Interkulturelle Kompetenz in der Beratungsarbeit - Die eigene "kulturelle" Brille absetzen


Menschen aus anderen Ländern, die nach Deutschland kommen, treffen hier auf eine differenzierte Beratungslandschaft, die sie aus ihren Ländern oft nicht kennen. Der Kontakt mit den beratenden Personen ist häufig für sie ein Novum. Sie können die Aufgaben, Funktionen und Kompetenzen dieser Stellen nicht einschätzen.

Im Rahmen der Interkulturellen Woche 2018 hat das Kommunale Integrationszentrum Kreis Gütersloh eine Qualifizierung zur Interkulturellen Kompetenz in der Beratungsarbeit mit Sandra de Vries, interkulturelle Trainerin aus Münster, durchgeführt. Das Interesse an einer solchen Qualifizierung ergab sich im Rahmen des bestehenden Netzwerkes der Beratungsdienste für den Bereich Migration und Integration im Kreis Gütersloh.

Der Erfolg einer Beratung hängt entscheidend davon ab, ob das Gegenüber die beratende Person in ihrer Beraterrolle akzeptiert. "Um sich mit 'Anderen' zu beschäftigen, muss man wissen, wer man selbst ist", so Sandra de Vries. Wenn ich weiß, welche 'kulturelle' Brille ich trage, kann ich die richtigen Fragen stellen, um den Gegenüber abzuholen und in seinen Themen und Anliegen zu beraten.

Anhand einer Übung haben die 20 Teilnehmenden aus den verschiedenen Beratungsdiensten (Flüchtlingsberatungsstellen, Soziale Begleiter in den Integrationskursen, Integrationsagentur und städtische Mitarbeiter) die eigene kulturelle Identität reflektiert.

Die inneren Bilder, die wir mit uns tragen, wurden auch thematisiert. Der Mensch braucht Vorurteile, um seine Umwelt zu sortieren, aber diese müssen immer wieder hinterfragt und überprüft werden. Dem Anderssein Raum zu geben, war eine wichtige Botschaft der Referentin.

Viele Menschen aus anderen Kulturen benötigen zu Beginn der Beratung den sogenannten Small-Talk, um eine soziale Beziehung aufzubauen. Sie kommen selten aus einer Gesellschaft, die frontal beraten wird.
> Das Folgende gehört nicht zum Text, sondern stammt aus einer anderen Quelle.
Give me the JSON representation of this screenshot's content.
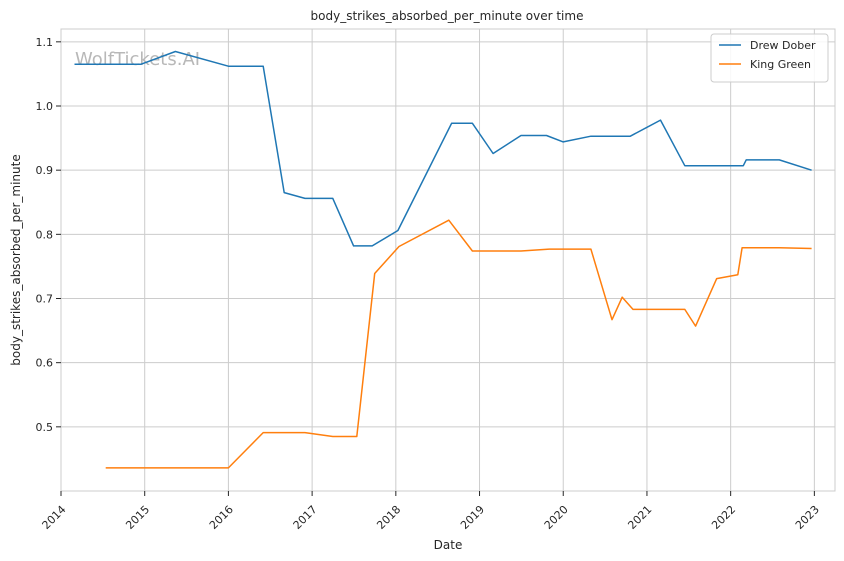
{
  "chart_data": {
    "type": "line",
    "title": "body_strikes_absorbed_per_minute over time",
    "xlabel": "Date",
    "ylabel": "body_strikes_absorbed_per_minute",
    "watermark": "WolfTickets.AI",
    "xlim": [
      "2014-01-01",
      "2023-04-01"
    ],
    "ylim": [
      0.4,
      1.12
    ],
    "x_ticks": [
      "2014",
      "2015",
      "2016",
      "2017",
      "2018",
      "2019",
      "2020",
      "2021",
      "2022",
      "2023"
    ],
    "y_ticks": [
      "0.5",
      "0.6",
      "0.7",
      "0.8",
      "0.9",
      "1.0",
      "1.1"
    ],
    "grid": true,
    "legend_position": "top-right",
    "series": [
      {
        "name": "Drew Dober",
        "color": "#1f77b4",
        "points": [
          [
            "2014-03-01",
            1.065
          ],
          [
            "2014-12-15",
            1.065
          ],
          [
            "2015-05-15",
            1.085
          ],
          [
            "2016-01-01",
            1.062
          ],
          [
            "2016-06-01",
            1.062
          ],
          [
            "2016-09-01",
            0.865
          ],
          [
            "2016-12-01",
            0.856
          ],
          [
            "2017-04-01",
            0.856
          ],
          [
            "2017-07-01",
            0.782
          ],
          [
            "2017-09-20",
            0.782
          ],
          [
            "2018-01-10",
            0.806
          ],
          [
            "2018-09-01",
            0.973
          ],
          [
            "2018-12-01",
            0.973
          ],
          [
            "2019-03-01",
            0.926
          ],
          [
            "2019-07-01",
            0.954
          ],
          [
            "2019-10-20",
            0.954
          ],
          [
            "2020-01-01",
            0.944
          ],
          [
            "2020-05-01",
            0.953
          ],
          [
            "2020-10-20",
            0.953
          ],
          [
            "2021-03-01",
            0.978
          ],
          [
            "2021-06-15",
            0.907
          ],
          [
            "2021-12-25",
            0.907
          ],
          [
            "2022-02-25",
            0.907
          ],
          [
            "2022-03-10",
            0.916
          ],
          [
            "2022-08-01",
            0.916
          ],
          [
            "2022-12-20",
            0.9
          ]
        ]
      },
      {
        "name": "King Green",
        "color": "#ff7f0e",
        "points": [
          [
            "2014-07-15",
            0.436
          ],
          [
            "2015-05-01",
            0.436
          ],
          [
            "2016-01-01",
            0.436
          ],
          [
            "2016-06-01",
            0.491
          ],
          [
            "2016-12-01",
            0.491
          ],
          [
            "2017-04-01",
            0.485
          ],
          [
            "2017-07-15",
            0.485
          ],
          [
            "2017-10-01",
            0.739
          ],
          [
            "2018-01-15",
            0.781
          ],
          [
            "2018-08-20",
            0.822
          ],
          [
            "2018-12-01",
            0.774
          ],
          [
            "2019-07-01",
            0.774
          ],
          [
            "2019-11-01",
            0.777
          ],
          [
            "2020-05-01",
            0.777
          ],
          [
            "2020-08-01",
            0.667
          ],
          [
            "2020-09-15",
            0.702
          ],
          [
            "2020-11-01",
            0.683
          ],
          [
            "2021-06-15",
            0.683
          ],
          [
            "2021-08-01",
            0.657
          ],
          [
            "2021-11-01",
            0.731
          ],
          [
            "2022-02-01",
            0.737
          ],
          [
            "2022-02-20",
            0.779
          ],
          [
            "2022-08-01",
            0.779
          ],
          [
            "2022-12-20",
            0.778
          ]
        ]
      }
    ]
  }
}
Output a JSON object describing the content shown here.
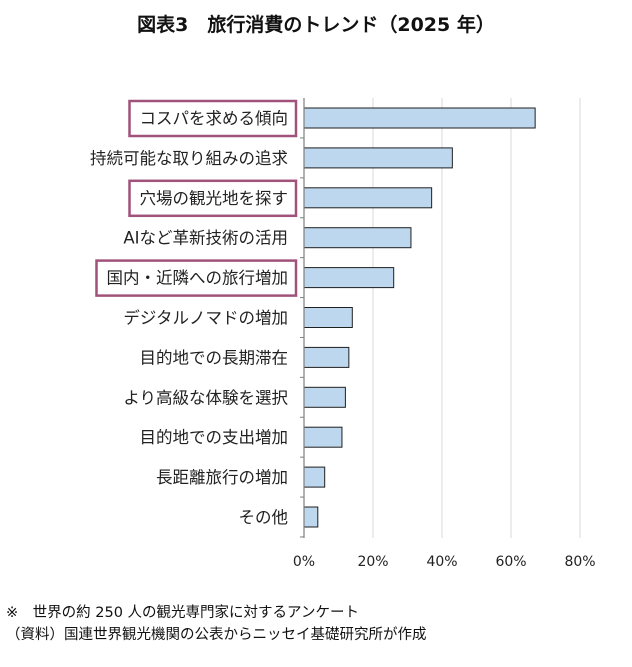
{
  "chart_data": {
    "type": "bar",
    "orientation": "horizontal",
    "title": "図表3　旅行消費のトレンド（2025 年）",
    "categories": [
      "コスパを求める傾向",
      "持続可能な取り組みの追求",
      "穴場の観光地を探す",
      "AIなど革新技術の活用",
      "国内・近隣への旅行増加",
      "デジタルノマドの増加",
      "目的地での長期滞在",
      "より高級な体験を選択",
      "目的地での支出増加",
      "長距離旅行の増加",
      "その他"
    ],
    "values": [
      67,
      43,
      37,
      31,
      26,
      14,
      13,
      12,
      11,
      6,
      4
    ],
    "highlighted": [
      true,
      false,
      true,
      false,
      true,
      false,
      false,
      false,
      false,
      false,
      false
    ],
    "xlim": [
      0,
      80
    ],
    "xticks": [
      0,
      20,
      40,
      60,
      80
    ],
    "tick_labels": [
      "0%",
      "20%",
      "40%",
      "60%",
      "80%"
    ],
    "grid": true,
    "legend": "none",
    "colors": {
      "bar_fill": "#bdd7ee",
      "bar_stroke": "#1f1f1f",
      "highlight_box": "#a0527a",
      "grid": "#d9d9d9",
      "axis": "#7f7f7f"
    }
  },
  "notes": [
    "※　世界の約 250 人の観光専門家に対するアンケート",
    "（資料）国連世界観光機関の公表からニッセイ基礎研究所が作成"
  ]
}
Sich für die Person als Mensch zu interessieren, ist, um Vertrauen zu gewinnen, unabdingbar.

In vielen Kulturen darf nicht jeder über alles reden. Auch der direkte Blickpunkt ist manchmal nicht erwünscht. In kollektivistischen Gesellschaften übernehmen Familienmitglieder die Vertretung von einzelnen Personen.

Die Berater bekamen von Sandra de Vries wichtige Tipps, um die Rahmenbedingungen für eine gute und erfolgreiche Beratung zu gestalten. Grundsätzlich können viele Informationen über das hiesige System nicht vorausgesetzt werden. Umso wichtiger ist es, mit Hilfe von Dritten (z. B. Sprach- und Kulturvermittlern) den Beratungsdienst oder die soziale Dienstleistung immer wieder vorzustellen. Wenn der beratenden Person nicht gelingt, das hiesige System im Ansatz zu vermitteln und eine Vertrauensbeziehung aufzubauen, ist die Beratung zum Scheitern verurteilt.

Die Bereitschaft zum Perspektivenwechsel und eine trainierte Haltung zur Offenheit und Respekt sind die Schlüsselkompetenzen für eine interkulturelle Beratung.